ViTCAE: ViT-based Class-conditioned Autoencoder
This work addresses efficiency and control issues in transformer-based generation for computer vision, representing an incremental advancement.
The paper tackles the underutilization of the Class token and static attention in Vision Transformer autoencoders by introducing ViTCAE, which repurposes the Class token as a generative linchpin and uses an adaptive attention mechanism with head-freezing, resulting in improved computational efficiency without sacrificing fidelity.
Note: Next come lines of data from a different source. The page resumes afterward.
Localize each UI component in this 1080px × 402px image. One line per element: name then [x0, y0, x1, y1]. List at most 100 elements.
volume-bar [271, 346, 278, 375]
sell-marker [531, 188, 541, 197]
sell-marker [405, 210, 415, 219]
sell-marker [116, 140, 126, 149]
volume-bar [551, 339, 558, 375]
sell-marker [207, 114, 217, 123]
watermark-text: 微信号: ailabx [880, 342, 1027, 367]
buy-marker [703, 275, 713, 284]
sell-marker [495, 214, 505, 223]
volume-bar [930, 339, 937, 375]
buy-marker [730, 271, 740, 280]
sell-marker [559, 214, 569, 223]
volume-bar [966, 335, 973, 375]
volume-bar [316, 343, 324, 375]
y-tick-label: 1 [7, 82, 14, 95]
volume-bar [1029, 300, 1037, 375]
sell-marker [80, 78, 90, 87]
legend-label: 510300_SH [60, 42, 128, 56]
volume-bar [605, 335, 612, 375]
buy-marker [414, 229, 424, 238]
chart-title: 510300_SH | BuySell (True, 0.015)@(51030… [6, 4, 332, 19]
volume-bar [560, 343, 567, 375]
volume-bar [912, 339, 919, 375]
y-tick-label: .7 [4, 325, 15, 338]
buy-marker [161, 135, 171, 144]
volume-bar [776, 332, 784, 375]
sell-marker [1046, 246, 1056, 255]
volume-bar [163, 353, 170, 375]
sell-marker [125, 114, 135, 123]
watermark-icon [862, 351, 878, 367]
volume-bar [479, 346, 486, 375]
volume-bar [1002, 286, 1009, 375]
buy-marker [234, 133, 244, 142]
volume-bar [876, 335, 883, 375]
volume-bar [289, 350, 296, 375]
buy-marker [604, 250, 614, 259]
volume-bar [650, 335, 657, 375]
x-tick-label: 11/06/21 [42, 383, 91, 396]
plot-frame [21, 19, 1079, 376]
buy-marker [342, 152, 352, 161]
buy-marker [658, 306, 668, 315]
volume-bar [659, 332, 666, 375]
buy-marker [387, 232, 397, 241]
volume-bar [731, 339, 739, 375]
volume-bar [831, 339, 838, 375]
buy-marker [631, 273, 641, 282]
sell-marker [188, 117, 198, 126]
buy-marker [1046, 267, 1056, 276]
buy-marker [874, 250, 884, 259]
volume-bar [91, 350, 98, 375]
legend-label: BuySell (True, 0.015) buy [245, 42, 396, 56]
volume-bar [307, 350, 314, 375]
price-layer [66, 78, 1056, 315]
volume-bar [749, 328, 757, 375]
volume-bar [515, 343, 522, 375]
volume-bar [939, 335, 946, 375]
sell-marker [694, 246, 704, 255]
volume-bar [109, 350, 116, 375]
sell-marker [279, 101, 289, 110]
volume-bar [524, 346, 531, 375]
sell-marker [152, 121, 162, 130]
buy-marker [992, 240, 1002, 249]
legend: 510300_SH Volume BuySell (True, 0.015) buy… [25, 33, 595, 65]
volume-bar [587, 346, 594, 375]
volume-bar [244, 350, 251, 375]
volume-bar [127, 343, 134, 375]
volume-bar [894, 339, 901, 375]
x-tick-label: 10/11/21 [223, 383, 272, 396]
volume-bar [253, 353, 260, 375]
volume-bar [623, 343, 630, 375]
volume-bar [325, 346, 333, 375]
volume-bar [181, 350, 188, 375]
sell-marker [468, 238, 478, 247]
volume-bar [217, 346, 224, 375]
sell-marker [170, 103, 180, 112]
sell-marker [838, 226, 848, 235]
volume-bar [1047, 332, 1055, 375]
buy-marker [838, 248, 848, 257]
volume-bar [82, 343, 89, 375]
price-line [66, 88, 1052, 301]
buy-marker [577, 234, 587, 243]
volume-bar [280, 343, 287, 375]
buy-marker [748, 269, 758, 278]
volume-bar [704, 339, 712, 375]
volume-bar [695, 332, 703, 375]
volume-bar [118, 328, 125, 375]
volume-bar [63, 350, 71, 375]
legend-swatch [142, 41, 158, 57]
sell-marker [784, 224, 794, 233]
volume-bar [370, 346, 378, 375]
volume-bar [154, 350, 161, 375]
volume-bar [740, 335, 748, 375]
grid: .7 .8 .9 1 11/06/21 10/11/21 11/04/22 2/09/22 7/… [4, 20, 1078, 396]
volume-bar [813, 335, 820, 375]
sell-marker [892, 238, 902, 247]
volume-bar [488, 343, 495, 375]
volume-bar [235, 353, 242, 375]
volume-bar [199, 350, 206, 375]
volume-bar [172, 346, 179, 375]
Vision Transformer (ViT) based autoencoders often underutilize the global Class token and employ static attention mechanisms, limiting both generative control and optimization efficiency. This paper introduces ViTCAE, a framework that addresses these issues by re-purposing the Class token into a generative linchpin. In our architecture, the encoder maps the Class token to a global latent variable that dictates the prior distribution for local, patch-level latent variables, establishing a robust dependency where global semantics directly inform the synthesis of local details. Drawing inspiration from opinion dynamics, we treat each attention head as a dynamical system of interacting tokens seeking consensus. This perspective motivates a convergence-aware temperature scheduler that adaptively anneals each head's influence function based on its distributional stability. This process enables a principled head-freezing mechanism, guided by theoretically-grounded diagnostics like an attention evolution distance and a consensus/cluster functional. This technique prunes converged heads during training to significantly improve computational efficiency without sacrificing fidelity. By unifying a generative Class token with an adaptive attention mechanism rooted in multi-agent consensus theory, ViTCAE offers a more efficient and controllable approach to transformer-based generation.